چكيده لاتين :
It is well known that for laminated composite plates a Levy-type solution exists only for cross-ply
and antisymmetric angle-ply laminates. Numerous investigators have used the Levy method to
solve the governing equations of various equivalent single-layer plate theories. It is the intension
of the present study to introduce a method for analytical solutions of laminated composite plates
with arbitrary lamination and boundary conditions subjected to transverse loads. The method is
based on separation of spatial variables of displacement field components. Within the
displacement field of a first-order shear deformation theory (FSDT), a laminated plate theory is
developed. Two systems of coupled ordinary differential equations with constant coefficients are
obtained by using the principle of minimum total potential energy. Since the procedure used is
simple and straightforward it can, therefore, be adopted in developing higher-order shear
deformation and layerwise laminated plate theories. The obtained equations are solved analytically
using the state-space approach.

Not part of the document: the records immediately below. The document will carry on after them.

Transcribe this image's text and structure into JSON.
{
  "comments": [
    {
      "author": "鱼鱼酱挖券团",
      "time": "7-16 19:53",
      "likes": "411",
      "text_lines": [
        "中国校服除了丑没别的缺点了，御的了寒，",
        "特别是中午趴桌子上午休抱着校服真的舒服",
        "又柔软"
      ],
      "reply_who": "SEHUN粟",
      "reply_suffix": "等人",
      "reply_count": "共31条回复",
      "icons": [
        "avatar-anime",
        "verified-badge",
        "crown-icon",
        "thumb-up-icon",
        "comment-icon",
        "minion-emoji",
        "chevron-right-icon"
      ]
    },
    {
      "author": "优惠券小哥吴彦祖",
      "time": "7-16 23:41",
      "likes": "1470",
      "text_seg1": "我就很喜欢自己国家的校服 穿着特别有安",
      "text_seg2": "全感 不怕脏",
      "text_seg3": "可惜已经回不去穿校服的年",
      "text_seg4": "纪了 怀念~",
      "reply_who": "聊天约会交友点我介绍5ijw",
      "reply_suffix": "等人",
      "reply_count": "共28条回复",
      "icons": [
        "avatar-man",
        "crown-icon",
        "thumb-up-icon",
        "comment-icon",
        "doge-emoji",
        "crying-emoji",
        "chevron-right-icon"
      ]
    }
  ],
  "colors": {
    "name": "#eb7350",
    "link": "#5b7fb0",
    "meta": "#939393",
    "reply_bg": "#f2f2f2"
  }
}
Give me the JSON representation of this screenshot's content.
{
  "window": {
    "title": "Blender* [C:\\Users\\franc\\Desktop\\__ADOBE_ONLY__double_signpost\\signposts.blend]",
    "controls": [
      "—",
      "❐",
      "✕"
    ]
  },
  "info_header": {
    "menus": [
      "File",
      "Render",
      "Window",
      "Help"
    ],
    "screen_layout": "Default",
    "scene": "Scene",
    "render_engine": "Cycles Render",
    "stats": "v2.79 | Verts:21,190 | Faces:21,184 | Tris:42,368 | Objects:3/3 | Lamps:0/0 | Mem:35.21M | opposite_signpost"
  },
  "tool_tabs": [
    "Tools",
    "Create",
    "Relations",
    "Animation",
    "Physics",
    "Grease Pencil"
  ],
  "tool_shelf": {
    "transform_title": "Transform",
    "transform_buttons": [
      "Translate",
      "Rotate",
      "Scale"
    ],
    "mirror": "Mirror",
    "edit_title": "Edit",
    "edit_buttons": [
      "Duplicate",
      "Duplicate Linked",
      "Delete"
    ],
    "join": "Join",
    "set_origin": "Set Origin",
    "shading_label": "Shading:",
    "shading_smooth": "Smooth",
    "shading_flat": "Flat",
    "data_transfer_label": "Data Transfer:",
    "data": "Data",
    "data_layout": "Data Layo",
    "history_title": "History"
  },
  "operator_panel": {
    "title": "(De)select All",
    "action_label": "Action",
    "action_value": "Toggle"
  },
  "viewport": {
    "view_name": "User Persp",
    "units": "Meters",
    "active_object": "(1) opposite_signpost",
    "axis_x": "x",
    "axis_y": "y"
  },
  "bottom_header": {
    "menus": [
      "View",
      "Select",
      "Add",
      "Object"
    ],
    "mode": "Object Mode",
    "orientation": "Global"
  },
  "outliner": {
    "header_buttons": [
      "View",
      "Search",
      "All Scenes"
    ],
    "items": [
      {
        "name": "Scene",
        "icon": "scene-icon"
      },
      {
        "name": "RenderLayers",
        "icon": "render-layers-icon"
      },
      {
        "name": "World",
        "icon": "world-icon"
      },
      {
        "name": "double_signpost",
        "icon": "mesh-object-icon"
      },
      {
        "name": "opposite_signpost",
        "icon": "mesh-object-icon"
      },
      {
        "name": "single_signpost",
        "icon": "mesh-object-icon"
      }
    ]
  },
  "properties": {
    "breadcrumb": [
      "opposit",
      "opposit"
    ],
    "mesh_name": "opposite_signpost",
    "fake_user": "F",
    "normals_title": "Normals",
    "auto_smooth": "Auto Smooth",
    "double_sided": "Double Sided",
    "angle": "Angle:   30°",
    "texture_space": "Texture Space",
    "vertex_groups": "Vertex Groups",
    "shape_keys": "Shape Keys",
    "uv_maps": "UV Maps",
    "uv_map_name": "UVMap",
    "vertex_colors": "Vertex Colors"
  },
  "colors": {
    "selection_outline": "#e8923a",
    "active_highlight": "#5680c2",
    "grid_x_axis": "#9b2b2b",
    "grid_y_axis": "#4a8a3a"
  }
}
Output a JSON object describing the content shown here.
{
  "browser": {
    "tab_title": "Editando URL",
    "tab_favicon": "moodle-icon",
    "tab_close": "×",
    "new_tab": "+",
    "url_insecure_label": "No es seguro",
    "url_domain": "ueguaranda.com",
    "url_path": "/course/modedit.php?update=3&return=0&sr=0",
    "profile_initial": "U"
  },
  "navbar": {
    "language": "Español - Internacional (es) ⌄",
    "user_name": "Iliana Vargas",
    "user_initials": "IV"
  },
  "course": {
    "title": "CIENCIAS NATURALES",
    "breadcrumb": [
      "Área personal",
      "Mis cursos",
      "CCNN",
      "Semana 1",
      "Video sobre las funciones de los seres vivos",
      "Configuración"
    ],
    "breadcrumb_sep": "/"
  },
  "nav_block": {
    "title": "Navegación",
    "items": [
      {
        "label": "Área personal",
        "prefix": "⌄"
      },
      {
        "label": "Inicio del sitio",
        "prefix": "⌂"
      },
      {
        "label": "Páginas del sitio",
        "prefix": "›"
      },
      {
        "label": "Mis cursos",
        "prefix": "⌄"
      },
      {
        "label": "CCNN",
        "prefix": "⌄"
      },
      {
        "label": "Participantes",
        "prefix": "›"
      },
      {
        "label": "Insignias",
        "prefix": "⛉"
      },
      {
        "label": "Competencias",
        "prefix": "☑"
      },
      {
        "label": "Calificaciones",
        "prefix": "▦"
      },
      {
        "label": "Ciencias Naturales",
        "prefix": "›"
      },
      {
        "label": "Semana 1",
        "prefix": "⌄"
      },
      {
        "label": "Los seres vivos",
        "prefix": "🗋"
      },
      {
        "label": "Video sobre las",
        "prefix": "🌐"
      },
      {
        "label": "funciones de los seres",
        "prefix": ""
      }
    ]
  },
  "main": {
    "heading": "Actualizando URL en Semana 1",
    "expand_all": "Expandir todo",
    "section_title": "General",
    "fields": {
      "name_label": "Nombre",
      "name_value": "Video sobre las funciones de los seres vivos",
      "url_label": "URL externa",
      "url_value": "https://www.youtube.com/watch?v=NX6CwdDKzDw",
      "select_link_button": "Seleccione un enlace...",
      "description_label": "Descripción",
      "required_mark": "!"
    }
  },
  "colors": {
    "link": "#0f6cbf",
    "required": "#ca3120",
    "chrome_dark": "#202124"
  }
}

The results obtained from the present method are compared with
the Levy-type solutions of cross-ply and antisymmetric angle-ply laminates with various
admissible boundary conditions to verify the validity and accuracy of the present theory. Also for
other laminations and boundary conditions that there exist no Levy-type solutions the present
results may be compared with those obtained from finite element method. It is seen that the
present results have excellent agreements with those obtained by Levy-type method.